E não é porque os jovens foram os protagonistas desse ano – que, segundo o título do livro de Zuenir Ventura, é O ano que não terminou – que essa ânsia pela mudança deve ser considerada natural da juventude. O Brasil viveu o golpe de 1964 e a instauração de sua sui generis ditadura, que funcionou com o Congresso não-esfacelado (ou menos institucionalmente) durante um bom tempo; a cultura beat influenciava padrões comportamentais, bem como desafiava qualquer discurso moral o advento das mini-saias. E a influência do estrangeiro não se deu de mão única. A Tropicália[1] de Gil e Caetano buscou re-significar aquilo que vinha de outro continente e invaida a música brasileira – invasão que alguns chamavam de influência e outros, de imperialismo –, aliando às guitarras elétricas a sonoridade brasileira. A esquerda ortodoxa condenou tal atitude, e a falsa dicotomia criada entre a Bossa Nova e a Tropicália – reproduzindo, aliás, as taxações maniqueístas da época, comuns dentro da esquerda, como revolucionário ou reformista; povo organizado ou povo armado – contribuiu para a ira de Caetano, que foi vaiado ao entoar o que seria atribuído a posteriori como símbolo da geração de 68: o hino É proibido proibir. Sua resposta às vaias? “Se as idéias que vocês têm em política são as mesmas que vocês têm em estética, estamos feitos!”

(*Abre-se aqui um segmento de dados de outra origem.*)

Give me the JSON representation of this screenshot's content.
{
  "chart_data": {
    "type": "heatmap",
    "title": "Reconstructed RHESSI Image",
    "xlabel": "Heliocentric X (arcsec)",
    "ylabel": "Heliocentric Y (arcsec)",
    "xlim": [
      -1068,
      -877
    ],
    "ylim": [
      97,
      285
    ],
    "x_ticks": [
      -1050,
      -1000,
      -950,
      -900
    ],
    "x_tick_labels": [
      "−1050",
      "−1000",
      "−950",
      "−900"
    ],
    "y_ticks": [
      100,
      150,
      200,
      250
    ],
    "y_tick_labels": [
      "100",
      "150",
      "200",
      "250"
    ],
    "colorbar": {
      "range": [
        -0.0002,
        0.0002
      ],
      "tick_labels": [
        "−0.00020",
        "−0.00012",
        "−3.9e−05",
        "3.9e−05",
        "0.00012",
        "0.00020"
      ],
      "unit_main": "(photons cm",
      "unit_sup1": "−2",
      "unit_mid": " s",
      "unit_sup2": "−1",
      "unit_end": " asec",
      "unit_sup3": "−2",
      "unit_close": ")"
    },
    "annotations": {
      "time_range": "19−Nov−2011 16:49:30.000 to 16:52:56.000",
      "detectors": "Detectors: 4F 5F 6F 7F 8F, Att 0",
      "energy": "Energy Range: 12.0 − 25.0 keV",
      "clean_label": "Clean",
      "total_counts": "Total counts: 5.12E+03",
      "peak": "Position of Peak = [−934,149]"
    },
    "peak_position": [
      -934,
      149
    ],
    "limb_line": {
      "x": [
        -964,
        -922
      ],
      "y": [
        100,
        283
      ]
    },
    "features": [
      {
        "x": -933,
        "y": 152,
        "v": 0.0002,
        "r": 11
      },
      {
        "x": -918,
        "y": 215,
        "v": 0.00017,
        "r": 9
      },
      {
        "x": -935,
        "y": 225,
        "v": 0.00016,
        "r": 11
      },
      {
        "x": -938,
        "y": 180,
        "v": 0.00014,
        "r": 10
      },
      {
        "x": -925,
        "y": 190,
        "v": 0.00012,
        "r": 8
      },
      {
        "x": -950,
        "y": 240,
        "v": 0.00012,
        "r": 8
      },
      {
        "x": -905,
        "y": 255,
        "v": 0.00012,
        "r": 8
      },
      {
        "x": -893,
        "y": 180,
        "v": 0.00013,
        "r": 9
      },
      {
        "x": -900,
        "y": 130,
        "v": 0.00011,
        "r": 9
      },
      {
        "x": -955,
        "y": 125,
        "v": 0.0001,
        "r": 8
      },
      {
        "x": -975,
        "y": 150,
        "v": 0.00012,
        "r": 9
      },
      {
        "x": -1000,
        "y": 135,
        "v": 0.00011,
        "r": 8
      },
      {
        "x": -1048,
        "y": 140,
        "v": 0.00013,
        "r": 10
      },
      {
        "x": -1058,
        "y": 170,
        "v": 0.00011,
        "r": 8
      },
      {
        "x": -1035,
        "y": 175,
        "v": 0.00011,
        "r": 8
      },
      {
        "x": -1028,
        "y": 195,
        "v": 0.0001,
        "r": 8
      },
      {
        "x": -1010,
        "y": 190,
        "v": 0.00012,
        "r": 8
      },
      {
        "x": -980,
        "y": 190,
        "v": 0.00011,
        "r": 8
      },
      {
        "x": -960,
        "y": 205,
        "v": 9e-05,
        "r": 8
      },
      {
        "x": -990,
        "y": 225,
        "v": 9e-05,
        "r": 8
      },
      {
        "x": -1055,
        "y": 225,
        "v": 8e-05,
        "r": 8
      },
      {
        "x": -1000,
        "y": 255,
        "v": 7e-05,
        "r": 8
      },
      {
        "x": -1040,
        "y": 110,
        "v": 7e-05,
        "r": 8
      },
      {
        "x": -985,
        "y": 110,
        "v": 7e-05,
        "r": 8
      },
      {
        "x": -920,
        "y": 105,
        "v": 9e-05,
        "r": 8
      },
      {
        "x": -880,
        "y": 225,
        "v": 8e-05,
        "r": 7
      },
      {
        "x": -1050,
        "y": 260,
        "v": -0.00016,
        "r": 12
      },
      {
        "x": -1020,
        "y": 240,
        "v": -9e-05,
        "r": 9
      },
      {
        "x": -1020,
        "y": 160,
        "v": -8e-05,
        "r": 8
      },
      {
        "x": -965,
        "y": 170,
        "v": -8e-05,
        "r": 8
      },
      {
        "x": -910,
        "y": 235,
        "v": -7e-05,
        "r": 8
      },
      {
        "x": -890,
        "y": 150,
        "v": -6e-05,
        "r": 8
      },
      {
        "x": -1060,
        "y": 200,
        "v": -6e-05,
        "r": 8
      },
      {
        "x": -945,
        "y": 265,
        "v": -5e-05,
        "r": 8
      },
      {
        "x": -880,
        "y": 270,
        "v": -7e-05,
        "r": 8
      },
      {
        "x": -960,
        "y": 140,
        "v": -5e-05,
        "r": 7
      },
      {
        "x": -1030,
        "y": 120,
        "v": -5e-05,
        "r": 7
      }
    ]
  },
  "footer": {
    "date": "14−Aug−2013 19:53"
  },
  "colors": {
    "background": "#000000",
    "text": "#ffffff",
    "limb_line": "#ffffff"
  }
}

E enquanto a esquerda se degladiava internamente (qualquer semelhança com o movimento estudantil de hoje é mera coincidência?), buscava a unidade contra aquilo que elegeram como inimigo comum: a ditadura e o imperialismo. À parte as diferentes interpretações e sutilezas (ou não) do imperialismo, como dito no parágrafo interior, faltavam coesão e estratégias conjuntas. Pensar a política como a arte da estratégia parecia ser pouco visceral, limitado demais para os estudantes, artistas e até mesmo intelectuais que, quando se tratavam de limites, preferiam a radicalidade à racionalidade – talvez o eclipse da razão, para usar o termo de Horkheimer, formasse também um maniqueísmo simplificado: as condições subjetivas para a revolução, a contemporaneidade de Fidel Castro, Mao e Che facilitavam a crença na vontade e a negligência – nem sempre velada – à razão. Ser radical é tomar as coisas pela raiz. O problema era a confusão de qual era e onde estava a raiz. A raiz era o povo brasileiro? O conceito vazio de nação? A cultura internacional era uma afronta às nossas raízes? Se “a raiz é o próprio homem”[2], há essencialmente um substrato comum que engendra a humanidade?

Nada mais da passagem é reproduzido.